The World Cup started June 12 in the soccer-crazed nation of Brazil — the first time in 36 years the tournament is being held in South America. There is a great variety among the 32 teams that qualified for the World Cup, from the United States to traditional powers Spain, Brazil, the Netherlands and Italy to outsiders Algeria, Honduras, Iran and debutant Bosnia & Herzegovina.
Germany has traditionally been competitive in international tournaments, winning the World Cup three times, reaching at least the semifinals in the past three World Cups. However, Germans are not particularly optimistic about the Nationalmannschaft’s chances this time around.
“Normally, the expectations are very high," said Sabine Vollbract, a translator in Aachen, Germany. "We had very high expectations in 2010, but this time we’re not so sure about how strong our team is."
Jannik Borghs, an organic chemist from Weeze, Germany said he agrees.
"No one thinks the National Team can get [very far] past the group stage. This team has so many injured players," he said. "Our offense only has one striker, Miroslav Klose, who is 36 years old. Marco Reus (a starting midfielder) got injured.”
Borghs added that starting goalkeeper Manuel Neuer, widely regarded as one of the best goalkeepers in the world, is just recovering from injury and may not be in top form for the World Cup. These sorts of sentiments are quite different from the habitual optimism seen in America, where it’s much more common for sports fans to continually have high expectations for their team, even if reality suggests otherwise.
Mai-Thi Nguyen-Kim, a polymer chemist from Hemsbach, Gemany explained these differences.
“If you’re a fan of an American team, you always say, ‘We’re going to win.’ But that’s just not a German thing," Nguyen-Kim said. "I wouldn’t say we’re pessimistic.
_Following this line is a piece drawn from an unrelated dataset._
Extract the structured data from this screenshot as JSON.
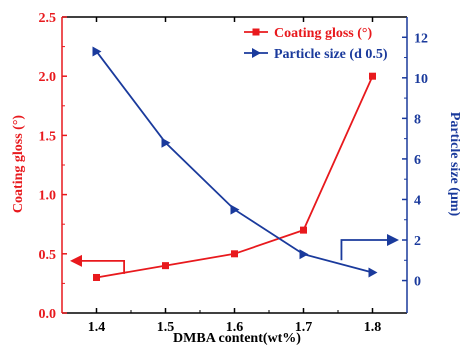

We’re realistic.”
In addition to these reservations, Germany is in the “Group of Death,” the term given each World Cup to what grouping of four teams is deemed the most difficult. Group G, comprising Germany, Portugal, USA and Ghana, is expected to be an extremely competitive group. Germany is still expected to be one of the top two teams after round-robin play and advance to the next round, but some might fancy America to be the second team out of the group.
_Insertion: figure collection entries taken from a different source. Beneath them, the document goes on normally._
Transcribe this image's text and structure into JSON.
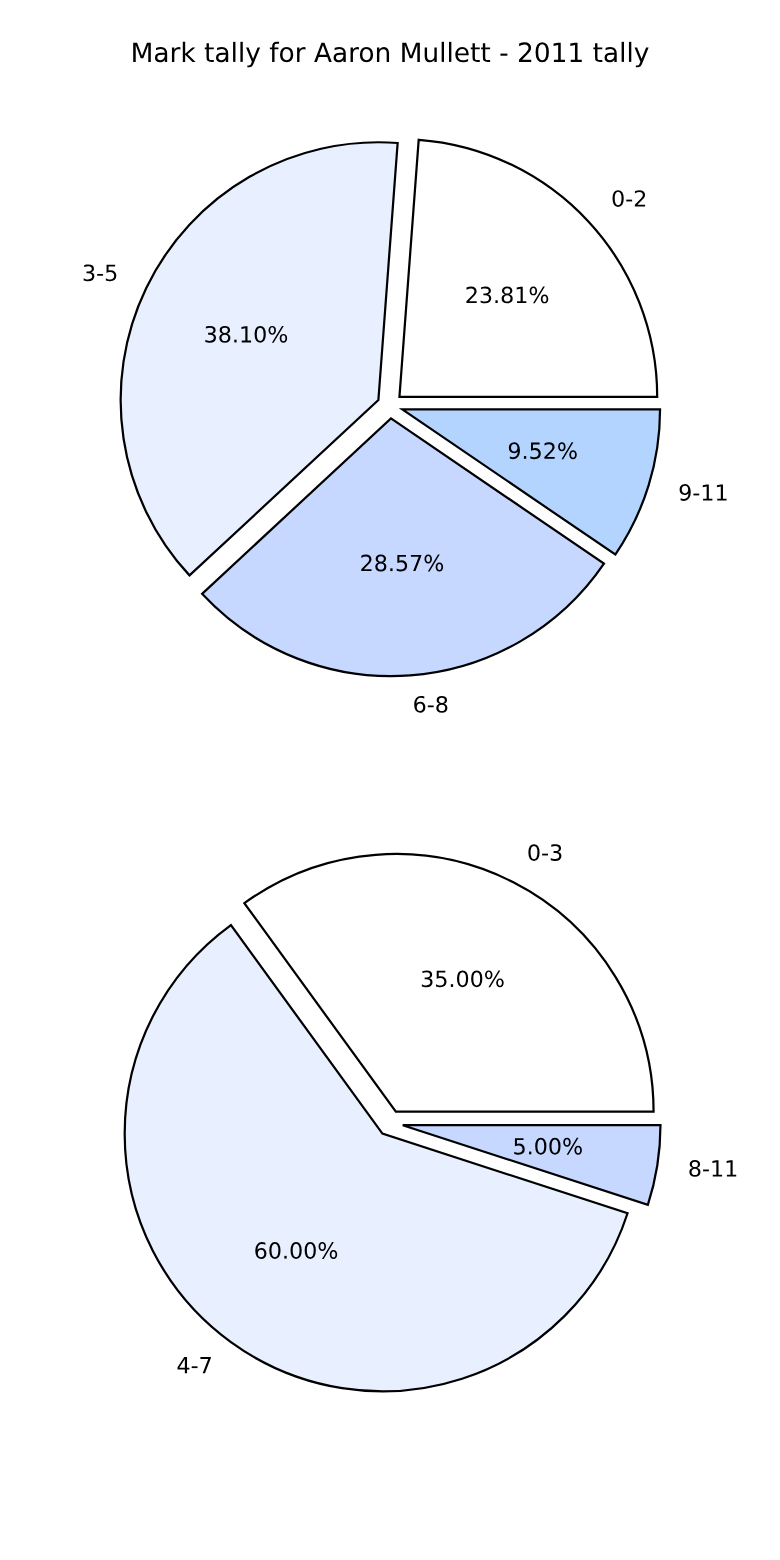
{
  "chart_data": [
    {
      "type": "pie",
      "title": "Mark tally for Aaron Mullett - 2011 tally",
      "categories": [
        "0-2",
        "3-5",
        "6-8",
        "9-11"
      ],
      "values": [
        23.81,
        38.1,
        28.57,
        9.52
      ],
      "colors": [
        "#ffffff",
        "#e8f0ff",
        "#c6d8ff",
        "#b3d4ff"
      ],
      "value_labels": [
        "23.81%",
        "38.10%",
        "28.57%",
        "9.52%"
      ]
    },
    {
      "type": "pie",
      "categories": [
        "0-3",
        "4-7",
        "8-11"
      ],
      "values": [
        35.0,
        60.0,
        5.0
      ],
      "colors": [
        "#ffffff",
        "#e8f0ff",
        "#c6d8ff"
      ],
      "value_labels": [
        "35.00%",
        "60.00%",
        "5.00%"
      ]
    }
  ]
}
“Some might cheer for America. Many people do not like [Portuguese controversial star Cristiano] Ronaldo on TV. [Ghanaian] Kevin-Prince Boateng, in a friendly, injured Michael Ballack right before the World Cup in 2010 [causing him to miss his final World Cup], so we don’t like him,” Vollbracht said.
Although Germans aren’t quite as excited for this World Cup Germans are still watching the World Cup en masse. Nguyen-Kim all said she's not a huge soccer fans, but will absolutely watch all the matches involving Germany, and occasionally some others as well.
“Nearly everybody has to watch, because everybody talks about them. For Germans, it’s the only opportunity to show your patriotism and national pride. Everyone can sing German fan songs — there’s no opportunity when there’s no World Cup,” Borghs said.
Nguyen-Kim said she agrees.
“We’re the least patriotic country in the world. The World Cup in 2006 (hosted by Germany), it was a turning point. Before, if you carried around a German flag, you were called a Nazi. If it’s not during the World Cup, you would never have a [big] flag in your yard," said Nguyen-Kim.
Nguyen-Kim also noted that, generally, Germans are very reserved and stoic, but the World Cup is an opportunity to release emotion that is socially unacceptable to release at other times.
“For the last few weeks, every single show has been soccer-themed. Science shows, game shows, everything has been either about soccer or about Brazil,” Nguyen-Kim said.
Whether or not Germany outdoes its modest expectations, the entire country will eagerly gobble up every pass, foul, shot and goal. Across the country, all eyes will be on the ball.